GEROLSTEIN/DAUN. Vor dem Amtsgericht Daun hat ein 23-jähriger Türke aus der Verbandsgemeinde Gerolstein eine Schlägerei gestanden, die im vergangenen Jahr auf der St. Anna-Kirmes stattgefunden hatte. Schüler der neunten Klasse der Regionalen Schule Gerolstein haben die Verhandlung verfolgt.

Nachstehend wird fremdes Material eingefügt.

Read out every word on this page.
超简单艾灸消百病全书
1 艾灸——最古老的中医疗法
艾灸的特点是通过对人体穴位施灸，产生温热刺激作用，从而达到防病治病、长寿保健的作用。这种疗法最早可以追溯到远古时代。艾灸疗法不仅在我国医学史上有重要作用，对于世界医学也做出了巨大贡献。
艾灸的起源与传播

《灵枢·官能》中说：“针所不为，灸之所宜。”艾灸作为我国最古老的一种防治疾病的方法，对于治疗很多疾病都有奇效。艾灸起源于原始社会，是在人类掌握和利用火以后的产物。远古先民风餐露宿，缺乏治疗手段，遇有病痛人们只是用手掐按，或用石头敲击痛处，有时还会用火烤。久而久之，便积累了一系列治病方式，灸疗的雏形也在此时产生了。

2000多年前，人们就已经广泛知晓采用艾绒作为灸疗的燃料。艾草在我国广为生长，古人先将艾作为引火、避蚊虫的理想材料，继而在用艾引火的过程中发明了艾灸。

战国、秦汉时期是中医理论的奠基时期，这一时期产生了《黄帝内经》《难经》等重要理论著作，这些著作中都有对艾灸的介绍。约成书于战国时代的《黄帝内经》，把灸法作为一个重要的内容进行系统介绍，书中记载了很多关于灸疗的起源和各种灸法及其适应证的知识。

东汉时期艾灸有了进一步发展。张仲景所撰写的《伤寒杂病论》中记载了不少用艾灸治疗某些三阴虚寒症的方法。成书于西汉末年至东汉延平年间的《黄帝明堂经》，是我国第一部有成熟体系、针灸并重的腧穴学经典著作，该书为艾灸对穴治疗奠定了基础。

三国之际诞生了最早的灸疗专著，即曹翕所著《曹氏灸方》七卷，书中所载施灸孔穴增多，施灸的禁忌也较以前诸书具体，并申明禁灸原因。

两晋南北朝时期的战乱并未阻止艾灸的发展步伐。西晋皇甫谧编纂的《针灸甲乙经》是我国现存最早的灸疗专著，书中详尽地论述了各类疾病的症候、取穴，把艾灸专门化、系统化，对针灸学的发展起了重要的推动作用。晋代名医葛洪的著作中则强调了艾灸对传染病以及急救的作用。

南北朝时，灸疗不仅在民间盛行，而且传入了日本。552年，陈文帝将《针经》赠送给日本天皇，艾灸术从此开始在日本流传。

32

Am 30. Juli vergangenen Jahres eskalierte um 2.40 Uhr ein Konflikt zwischen jungen Männern am Bierpavillon auf dem Arnoldy-Parkplatz in Gerolstein. Staatsanwalt Thomas Grawemeyer warf zum Verhandlungsauftakt dem 23-jährigen Angeklagten vorsätzliche Körperverletzung vor. Die Gruppe, zu der der Angeklagte gehörte, war stark alkoholisiert gewesen und hatte meherere Biergläser auf den Boden geworfen. Das Bedienungspersonal forderte, damit aufzuhören. Als ein Mitarbeiter den Angeklagten von hinten auf die Schulter tippte, habe der Angeklagte ohne Vorwarnung zugeschlagen.Normalerweise schaut man erst, bevor man zuschlägt

Seine rechte Faust traf den Mann aufs rechte Auge. Dem "Veilchen" folgten die Anzeige und ein Polizeiaufgebot. In der Konsequenz erhielt der 23-Jährige einen Strafbefehl über 2250 Euro. Weil er Einspruch einlegte, kam es zur Verhandlung vor dem Amtsgericht Daun. Im Zeugenstand legte der Angeklagte einen völligen anderen Sachverhalt dar. "Ich war gar nicht die ganze Zeit dabei, und als ich kam, ging es um einen Streit, in den ein Freund von mir verwickelt war. Ich habe den Mitarbeiter vom Bierstand für einen Angreifer von hinten gehalten und mich nur gewehrt", erklärte er. Richter Hans Schrot meinte: "Normalerweise guckt man, bevor man zuschlägt. Das ist nicht als Notwehr zu werten." Staatsanwalt Grawemeyer verwies auf die Vorstrafen-Liste: "1999 standen Sie wegen gefährlicher Körperverletzung, 2000 wegen Landfriedensbruch und Körperverletzung sowie 2001 wegen Körperverletzung vor Gericht." Richter Schrot ergänzte die Vergehen: "Im Oktober 2005 haben Sie vor dem Amtsgericht Wittlich wegen Drogendelikten eine Jugendstrafe von zwei Jahre auf Bewährung bekommen." Das Gericht war sich rasch einig, dass die Verhandlung wegen erneuter Körperverletzung die Bewährung aufheben könnte. Grawemeyer: "Sie brauchen einen weiteren Denkzettel." Schrot unterbrach die Verhandlung, damit sich der Angeklagte mit seinem Pflichtverteidiger beraten konnte, ob er den Einspruch aufrecht hält. Ein interessiertes Publikum stellte viele Fragen

Während der Unterbrechung waren die Schüler an der Reihe, konnten Fragen stellen und Bedenken äußern. Schrot erklärte: "Ein Strafbefehl ist so etwas Ähnliches wie ein Urteil ohne Verhandlung." Und der Staatsanwalt erläuterte: "Der Angeklagte läuft volles Risiko, wenn er bei seinem Einspruch bleibt. Denn dann könnte es nicht mehr bei der Geldstrafe bleiben, und er müsste unter Einbeziehung des Wittlicher Urteils ins Gefängnis." Nachdem der Angeklagte den Einspruch zurückgenommen hatte, wurde das Urteil verkündet: Der Strafbefehl belief sich nun auf 1800 Euro (90 Tagessätze je 20 Euro). Die Schüler waren irritiert und fragten: "Muss der jetzt 90 Tage lang jeden Tag 20 Euro bezahlen?" Schrot antwortete: "Nein, der Tagessatz ist ein Maßstab, der sich nach den persönlichen Verhältnissen richtet. Wäre der Angeklagte beispielsweise nicht arbeitslos, sondern würde viel Geld verdienen, könnten es statt 20 Euro auch 50 Euro und somit 4500 Euro Strafe sein." Der Staatsanwalt erklärte, dass bei Nichtbezahlung der Strafe je Tagessatz ein Tag Haft drohe. Schülerin Saskia Krämer fand das Urteil zu hart: "Die Strafe war übertrieben, geprügelt wird sich doch immer schon mal." Ihre Klassenkameraden Marcel Laubach und Lucas Fischer waren da ganz anderer Meinung: "Der Schuldspruch war absolut gerecht. Schließlich ist doch jeder selber schuld, wenn er zuviel trinkt und dann ausklinkt." Lehrer Helmut Schäfer, der mit den Neuntklässlern den Sozialkundeunterricht in den Gerichtssaal verlegt hatte, war zufrieden, gab es doch genug Gesprächsstoff für die nächsten Unterrichtsstunden.